There’s a loud crash from outside the operating theater, followed by a wail from his belt. “In here!” screams his teapot. “Help, please come quickly!”
More crashing. The hacker straightens up, cursing under her breath. Casting around, her gaze falls on Huw’s biohazard burka. She grabs it and dives for the back door, sending a gleaming operating cart skidding across the floor. She dives out the back as something large batters at the entrance. The door bulges inward. Huw struggles to sit up, pushing back the suddenly quiescent instrument bush—it feels like wrestling with a half ton of candy floss. What now? he thinks wildly.
“In here!” shrieks the djinni, standing in holographic miniature on top of the teapot and waving its arms like a stranded sailor.
“You shut up,” Huw grunts. He manages to get his legs off the side of the chair and stumbles against the trolley. Another crash from the front door, and he sees something on the floor—something silvery and cylindrical, about ten centimeters long and one in diameter, for all the world like a pocket recorder covered in slime. That’s it? he puzzles, and thoughtlessly picks it up and pockets it just as the door gives up the uneven struggle and slams open to admit the two court golems, followed by an extremely irrate hanging judge.

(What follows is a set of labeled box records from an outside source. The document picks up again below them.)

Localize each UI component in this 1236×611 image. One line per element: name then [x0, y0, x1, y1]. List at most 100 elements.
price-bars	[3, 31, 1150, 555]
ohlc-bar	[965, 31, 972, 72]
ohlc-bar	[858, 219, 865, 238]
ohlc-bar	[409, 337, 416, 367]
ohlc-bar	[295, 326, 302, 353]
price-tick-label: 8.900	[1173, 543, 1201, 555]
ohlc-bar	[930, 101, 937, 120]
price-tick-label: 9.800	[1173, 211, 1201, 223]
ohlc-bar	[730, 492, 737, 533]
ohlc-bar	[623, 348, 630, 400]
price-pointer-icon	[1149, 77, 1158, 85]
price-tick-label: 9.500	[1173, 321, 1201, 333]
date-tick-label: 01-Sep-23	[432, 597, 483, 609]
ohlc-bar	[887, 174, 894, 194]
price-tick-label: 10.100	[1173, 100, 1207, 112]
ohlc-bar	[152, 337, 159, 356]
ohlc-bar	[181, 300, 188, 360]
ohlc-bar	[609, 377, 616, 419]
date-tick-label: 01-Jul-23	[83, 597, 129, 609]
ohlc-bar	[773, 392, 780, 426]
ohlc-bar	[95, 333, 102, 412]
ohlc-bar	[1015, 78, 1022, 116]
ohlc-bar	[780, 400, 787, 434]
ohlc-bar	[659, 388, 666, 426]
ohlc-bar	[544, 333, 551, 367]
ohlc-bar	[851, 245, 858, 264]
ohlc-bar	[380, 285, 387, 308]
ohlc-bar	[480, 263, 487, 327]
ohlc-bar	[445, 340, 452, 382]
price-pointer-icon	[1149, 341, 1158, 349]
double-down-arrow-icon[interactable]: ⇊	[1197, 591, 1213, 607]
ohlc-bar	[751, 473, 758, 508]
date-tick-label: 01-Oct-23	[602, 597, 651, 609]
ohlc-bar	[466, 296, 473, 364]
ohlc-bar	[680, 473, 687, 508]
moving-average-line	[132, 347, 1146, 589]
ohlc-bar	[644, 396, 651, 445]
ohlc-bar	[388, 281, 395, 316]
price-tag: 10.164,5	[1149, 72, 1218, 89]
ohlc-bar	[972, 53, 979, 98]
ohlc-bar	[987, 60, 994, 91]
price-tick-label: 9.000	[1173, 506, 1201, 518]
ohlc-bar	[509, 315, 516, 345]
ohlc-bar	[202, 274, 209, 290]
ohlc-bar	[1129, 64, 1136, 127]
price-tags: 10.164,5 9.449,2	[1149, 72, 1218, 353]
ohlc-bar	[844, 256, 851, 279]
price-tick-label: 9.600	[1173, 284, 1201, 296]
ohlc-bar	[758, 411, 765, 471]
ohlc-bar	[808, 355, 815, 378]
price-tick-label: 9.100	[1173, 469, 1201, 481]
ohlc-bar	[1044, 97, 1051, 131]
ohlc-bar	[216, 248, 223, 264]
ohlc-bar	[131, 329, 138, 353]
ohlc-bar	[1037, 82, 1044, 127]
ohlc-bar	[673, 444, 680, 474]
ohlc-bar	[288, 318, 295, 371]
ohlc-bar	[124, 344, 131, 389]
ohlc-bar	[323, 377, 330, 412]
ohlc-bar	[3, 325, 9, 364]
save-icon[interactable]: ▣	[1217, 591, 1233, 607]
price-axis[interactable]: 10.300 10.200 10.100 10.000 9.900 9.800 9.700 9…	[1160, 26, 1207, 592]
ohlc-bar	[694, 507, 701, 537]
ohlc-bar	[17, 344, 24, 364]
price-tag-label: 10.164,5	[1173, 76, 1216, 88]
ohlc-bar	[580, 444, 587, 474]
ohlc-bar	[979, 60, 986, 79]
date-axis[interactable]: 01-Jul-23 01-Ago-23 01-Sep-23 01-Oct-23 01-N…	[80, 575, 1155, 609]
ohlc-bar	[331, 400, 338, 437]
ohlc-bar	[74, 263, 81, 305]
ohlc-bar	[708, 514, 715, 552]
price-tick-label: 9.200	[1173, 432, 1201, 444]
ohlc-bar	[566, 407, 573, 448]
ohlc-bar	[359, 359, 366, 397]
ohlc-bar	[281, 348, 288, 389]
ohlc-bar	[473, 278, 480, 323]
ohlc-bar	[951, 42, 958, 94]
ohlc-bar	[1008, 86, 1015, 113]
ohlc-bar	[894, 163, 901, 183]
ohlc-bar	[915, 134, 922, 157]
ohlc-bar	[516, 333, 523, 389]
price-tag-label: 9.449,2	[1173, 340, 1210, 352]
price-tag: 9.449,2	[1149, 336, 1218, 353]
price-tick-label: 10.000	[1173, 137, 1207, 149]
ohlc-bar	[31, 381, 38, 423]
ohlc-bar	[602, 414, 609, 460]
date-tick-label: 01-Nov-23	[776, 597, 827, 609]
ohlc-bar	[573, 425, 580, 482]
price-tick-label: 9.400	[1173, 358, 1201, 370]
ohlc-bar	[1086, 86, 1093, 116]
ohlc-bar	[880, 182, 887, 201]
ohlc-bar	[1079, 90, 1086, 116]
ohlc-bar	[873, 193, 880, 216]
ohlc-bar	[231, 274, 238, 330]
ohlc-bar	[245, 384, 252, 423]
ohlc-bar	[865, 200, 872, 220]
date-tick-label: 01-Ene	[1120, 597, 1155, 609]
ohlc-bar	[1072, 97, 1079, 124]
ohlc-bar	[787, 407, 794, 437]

“Arretez-vous!” yells his djinni. “He’s over here! Don’t let him get away this time!” With a sense of horror, Huw realizes that the little snitch is jumping up and down and pointing at him.
“No chance,” says Judge
Giuliani. “Get him!” she tells the golems, and they lurch toward him. “Your palanquin is outside, waiting to take you to the People’s Second Revolutionary Memorial Teaching Hospital. It’s quite secure,” she adds with an ugly grin. “Asshole. Do you want to spread it around? Have you any idea how much trouble you’re in already, breaking biocontainment?”